当日は見学を行う前に、「RE・倉庫」事業を手がけるイーソーコグループとオーナー側の東京倉庫運輸側から、次のように倉庫の現状、「Re・倉庫」事業の展望が説明された。
●イーソーコ・大谷巌一・副社長
「現状の倉庫業について」、規制緩和とその後の物流不動産施設の台頭で、環境が大きく変わりつつあるなか、①「物流不動産施設の活用」、②空きスペースを倉庫の躯体を活かし収益性のある施設に蘇らせる「RE・倉庫」事業の推進-が今後の鍵を握ると解説。
●イーソーコ総合研究所の平澤賢一・エンジニアリング部長
イーソーコグループが実際に手がけた事例として、①「TBWA\HAKUHODO」(オフィス)、②「アーキタンツ東京湾スタジオ」(設計事務所・バレエスタジオ)、③倉庫施設から写真撮影スタジオへと転身を図ったケース、④倉庫施設からアートギャラリー・ショップへと転身を図ったケース―の4つをスライド入りで紹介。
●イーソーコ総合研究所・経営企画室・河田洋平室長
「RE・倉庫」事業は、①十分な床荷重、②5メートル以上の天井高、③柱梁構造で窓開け可能、④設備対応が容易―な特徴を持つことから、ほかの設備に比べ、自由な設計へとコンバージョンができるプラス要因がある一方、ビジネス展開をする上では、①建築的問題、②時間的問題、③金額的な問題、④環境問題への対応―の4つの課題を考慮しなければならないことを指摘。イーソーコグループでは協力会社との協力のもと、物流・不動産・建築・金融・システム関係のスキルを持って、こうした課題に対処していることが語られた。
●東京倉庫運輸・池田浩大・取締役総務部長
「RE・倉庫」事業を受けたユーザー側(ビルオーナー)の意見として、東京倉庫運輸の池田浩大・取締役総務部長から「老舗倉庫業者の想い」として、倉庫業に対する想いを熱弁。これまで一環して倉庫業を主体に置きつつも、時代の流れのなか、倉庫によっては埋まりにくい環境があるなか、常に最良の事業展開を模索し続けていたことが明かされ、今回の「RE・倉庫」事業では、倉庫の空間を活かし魅力あふれる施設へと生まれ変わったことへの感激の念を露にした。
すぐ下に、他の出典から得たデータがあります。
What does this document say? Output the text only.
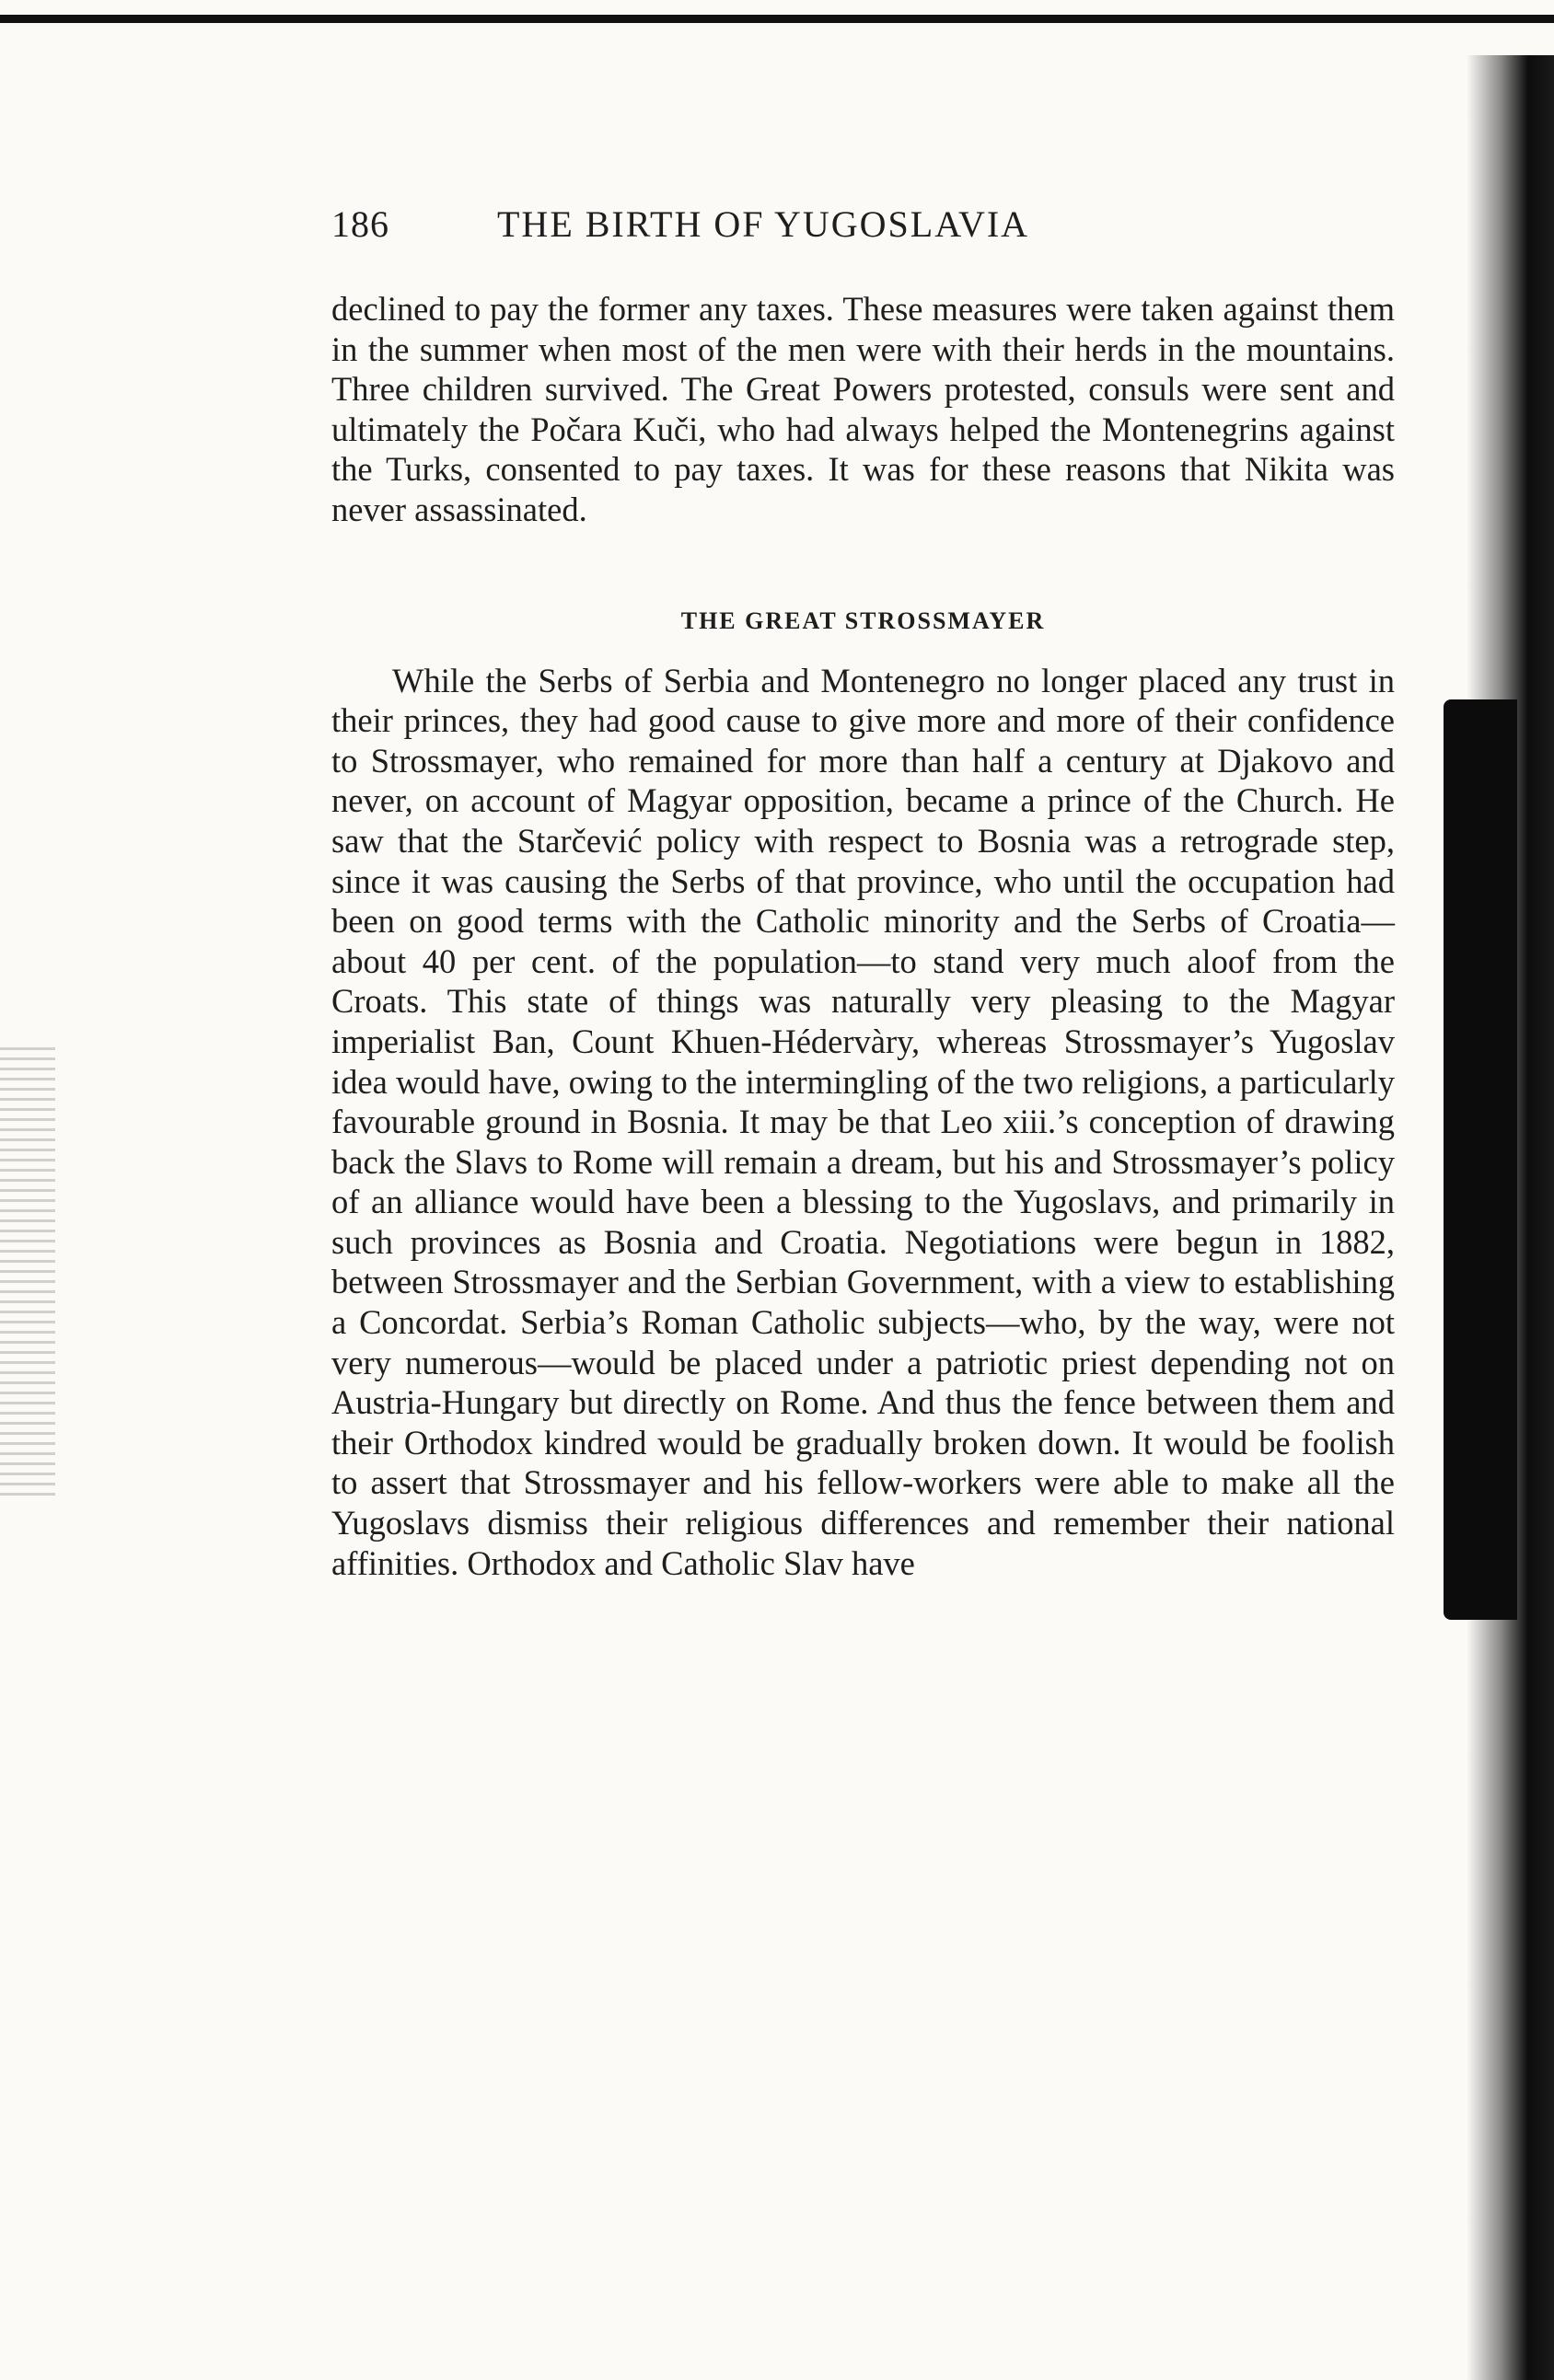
186	THE BIRTH OF YUGOSLAVIA

declined to pay the former any taxes. These measures were taken against them in the summer when most of the men were with their herds in the mountains. Three children survived. The Great Powers protested, consuls were sent and ultimately the Počara Kuči, who had always helped the Montenegrins against the Turks, consented to pay taxes. It was for these reasons that Nikita was never assassinated.

THE GREAT STROSSMAYER

While the Serbs of Serbia and Montenegro no longer placed any trust in their princes, they had good cause to give more and more of their confidence to Strossmayer, who remained for more than half a century at Djakovo and never, on account of Magyar opposition, became a prince of the Church. He saw that the Starčević policy with respect to Bosnia was a retrograde step, since it was causing the Serbs of that province, who until the occupation had been on good terms with the Catholic minority and the Serbs of Croatia—about 40 per cent. of the population—to stand very much aloof from the Croats. This state of things was naturally very pleasing to the Magyar imperialist Ban, Count Khuen-Hédervàry, whereas Strossmayer’s Yugoslav idea would have, owing to the intermingling of the two religions, a particularly favourable ground in Bosnia. It may be that Leo xiii.’s conception of drawing back the Slavs to Rome will remain a dream, but his and Strossmayer’s policy of an alliance would have been a blessing to the Yugoslavs, and primarily in such provinces as Bosnia and Croatia. Negotiations were begun in 1882, between Strossmayer and the Serbian Government, with a view to establishing a Concordat. Serbia’s Roman Catholic subjects—who, by the way, were not very numerous—would be placed under a patriotic priest depending not on Austria-Hungary but directly on Rome. And thus the fence between them and their Orthodox kindred would be gradually broken down. It would be foolish to assert that Strossmayer and his fellow-workers were able to make all the Yugoslavs dismiss their religious differences and remember their national affinities. Orthodox and Catholic Slav have
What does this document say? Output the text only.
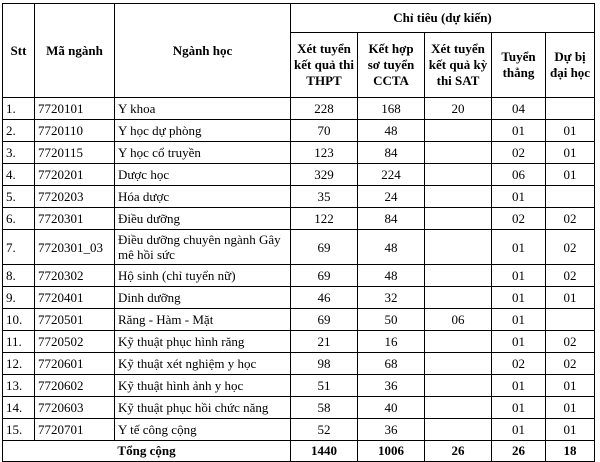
Stt	Mã ngành	Ngành học	Chỉ tiêu (dự kiến)				
			Xét tuyển kết quả thi THPT	Kết hợp sơ tuyển CCTA	Xét tuyển kết quả kỳ thi SAT	Tuyển thẳng	Dự bị đại học
1.	7720101	Y khoa	228	168	20	04	
2.	7720110	Y học dự phòng	70	48		01	01
3.	7720115	Y học cổ truyền	123	84		02	01
4.	7720201	Dược học	329	224		06	01
5.	7720203	Hóa dược	35	24		01	
6.	7720301	Điều dưỡng	122	84		02	02
7.	7720301_03	Điều dưỡng chuyên ngành Gây mê hồi sức	69	48		01	02
8.	7720302	Hộ sinh (chỉ tuyển nữ)	69	48		01	02
9.	7720401	Dinh dưỡng	46	32		01	01
10.	7720501	Răng - Hàm - Mặt	69	50	06	01	
11.	7720502	Kỹ thuật phục hình răng	21	16		01	02
12.	7720601	Kỹ thuật xét nghiệm y học	98	68		02	02
13.	7720602	Kỹ thuật hình ảnh y học	51	36		01	01
14.	7720603	Kỹ thuật phục hồi chức năng	58	40		01	01
15.	7720701	Y tế công cộng	52	36		01	01
Tổng cộng			1440	1006	26	26	18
また横浜の赤レンガ倉庫、東京北区の赤レンガ図書館、さらにはニューヨークでの港湾倉庫の再開発プロジェクトなど、場所・時代を問わず、倉庫の特徴を活かした「RE・倉庫」事業が活発に行われていることを受けて、在庫圧縮・施設集約化の流れのなか「倉庫」の役割は縮小しているといった声も一部ではあがっているが、「倉庫にはまだまだ可能性がある(WAREHOUSE ALIVE!)」と訴えた。
その後、「TBWA\HAKUHODO」(第三東運ビル5・6階)、「アーキタンツ東京湾スタジオ」(第三東運ビル3・4階)を実際に見学。倉庫施設の有効活用にみな熱い視線を向け、参加者からは「RE・倉庫」を活用した施設建設に何らかの形で関わりたいとの声が多数あがっていた。
<写真・「RE・倉庫」事業では倉庫施設が>
<写真・ここまで変貌を遂げる(アーキタンツスタジオ)>
今回のセミナー主催者であるJIA建築セミナー実行委員会・木下庸子委員長は見学後、「日本では、作っては壊す、スクラップアンドビルド型の建設が主流だったが、欧州などでは昔から既存施設をリニューアルし、活かす手法が一般的に行われてきた。ニューヨークにおける倉庫施設のリニューアルを実際に目にしてきたことがあるが、堅牢で柱間隔の広い空間の倉庫には大きな可能性がある。今回の見学会を契機に『RE・倉庫』事業にも何らかの形で寄与できれば、と考えている」とコメントを寄せ、「RE・倉庫」事業への期待を露にしていた。